It's been well documented that people with red hair also have a higher risk for developing certain types of skin cancer, but new research published on Thursday may shed light as to why.
It turns out that the same genetic mutation that gives people red hair also triggers a cancer-causing pathway when they are exposed to ultraviolet radiation, according to a team of researchers at the Beth Israel Deaconess Medical Center and Boston University School of Medicine.
A person's skin pigment, which can give a person red hair or fair skin, is influenced by the melanocortin-1 (MC1R) gene receptor. The MC1R mutation that underlies a person's red hair and the cancer-causing pathway (P13K/Akt) may help explain why red-headed individuals have a higher risk of developing melanoma, the most deadly type of skin cancer, accounting for 75 percent of all skin-cancer deaths.

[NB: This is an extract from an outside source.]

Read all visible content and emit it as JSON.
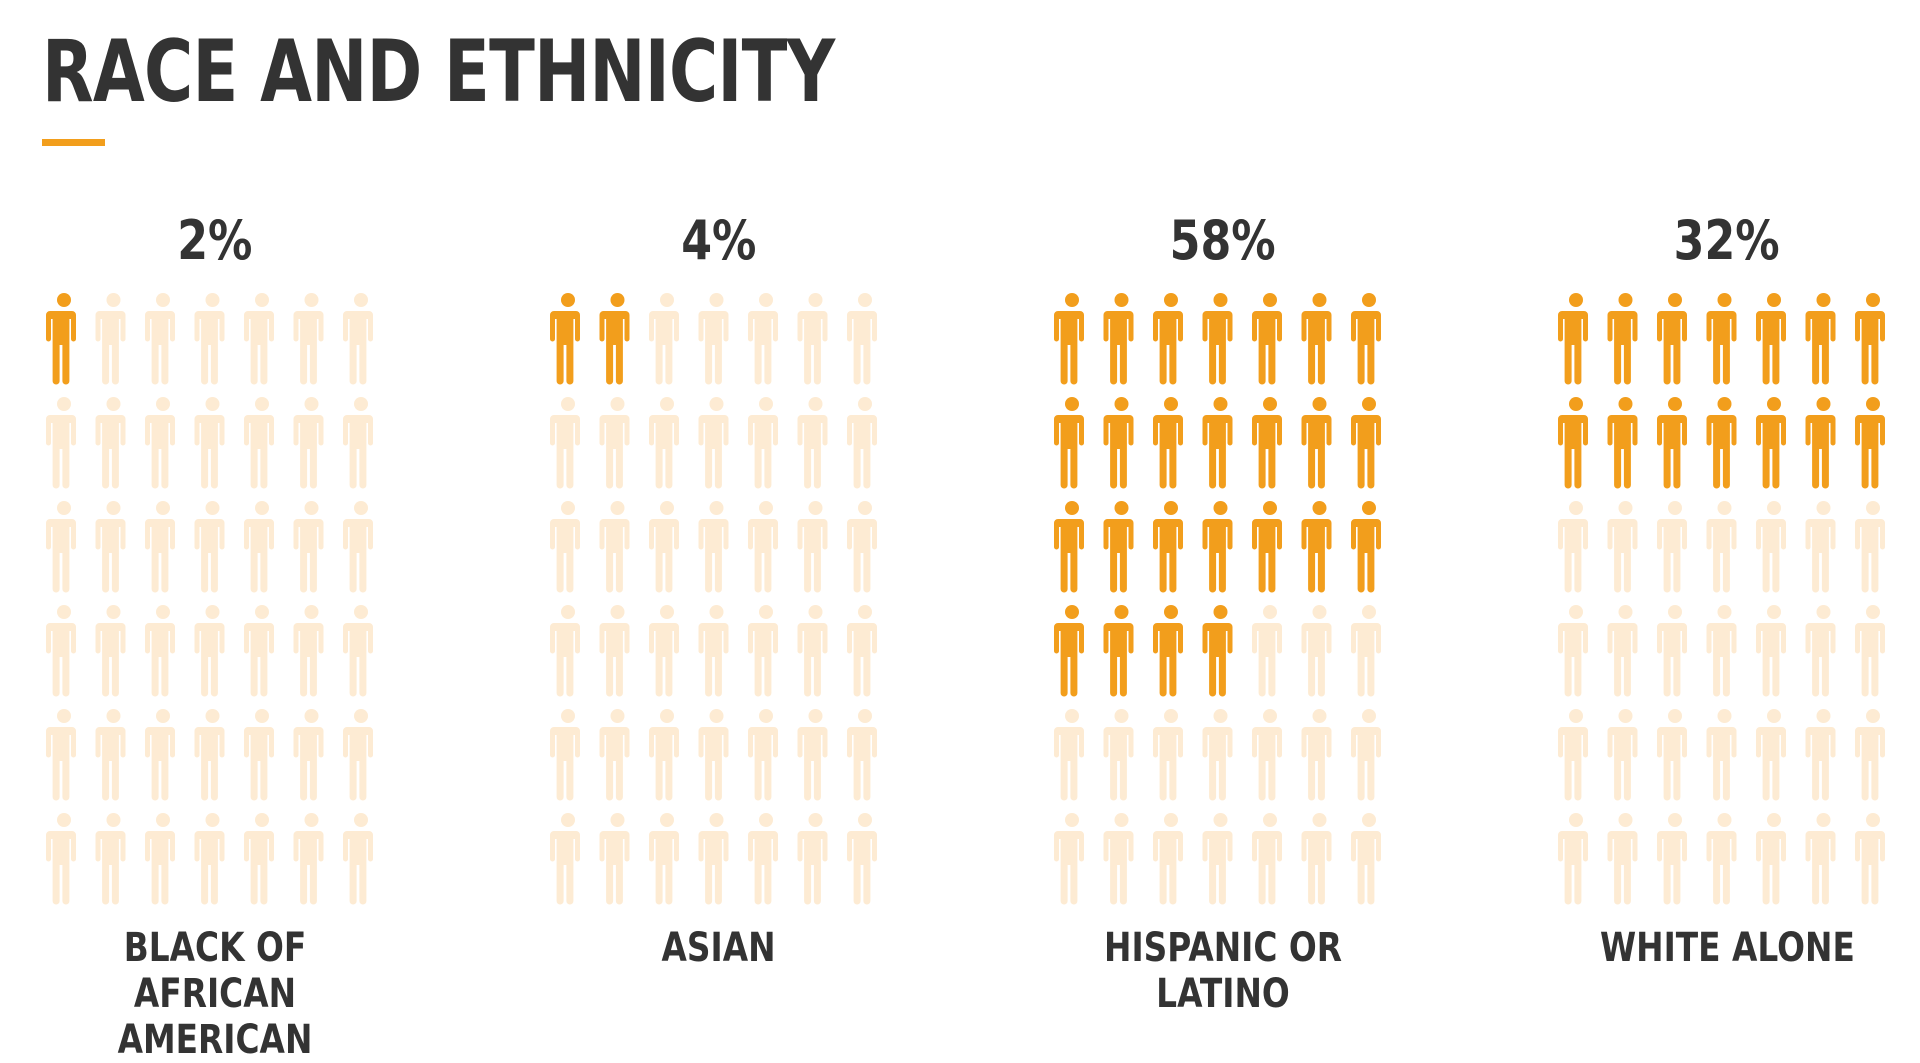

"Our findings provide a possible molecular mechanism as to why red-haired individuals harboring MC1R mutations are much more susceptible to UV-induced skin damage than individuals with darker skin, resulting in a 10-to-100-fold higher frequency of melanoma," said co-author Wenyi Wei, in a statement.
The National Cancer Institute estimates that there will be nearly 77,000 new cases of melanoma in the United States in 2013, and close to 9,500 deaths.
Melanoma is the least common type of skin cancer, and is rare because it is believed to be a multi-step process of genetic mutations that eventually increase a person's susceptibility to ultraviolet radiation, the report says. Both UVA and UVB rays can mutate the DNA in a person's skin cells and lead to melanoma.
In normal cases, the MC1R gene receptor is protected from cancer by binding with the tumor-suppressing gene known as PTEN. But in red-headed individuals, PTEN was absent and there was increased activity in the cancer-causing pathway that boosted cell growth and synchronized with another gene mutation associated with melanoma.
Wei said these findings could serve as a starting point for other studies, and that it remains unclear why only MC1R mutations associated with red hair, and not other variants, are unable to bind with PTEN.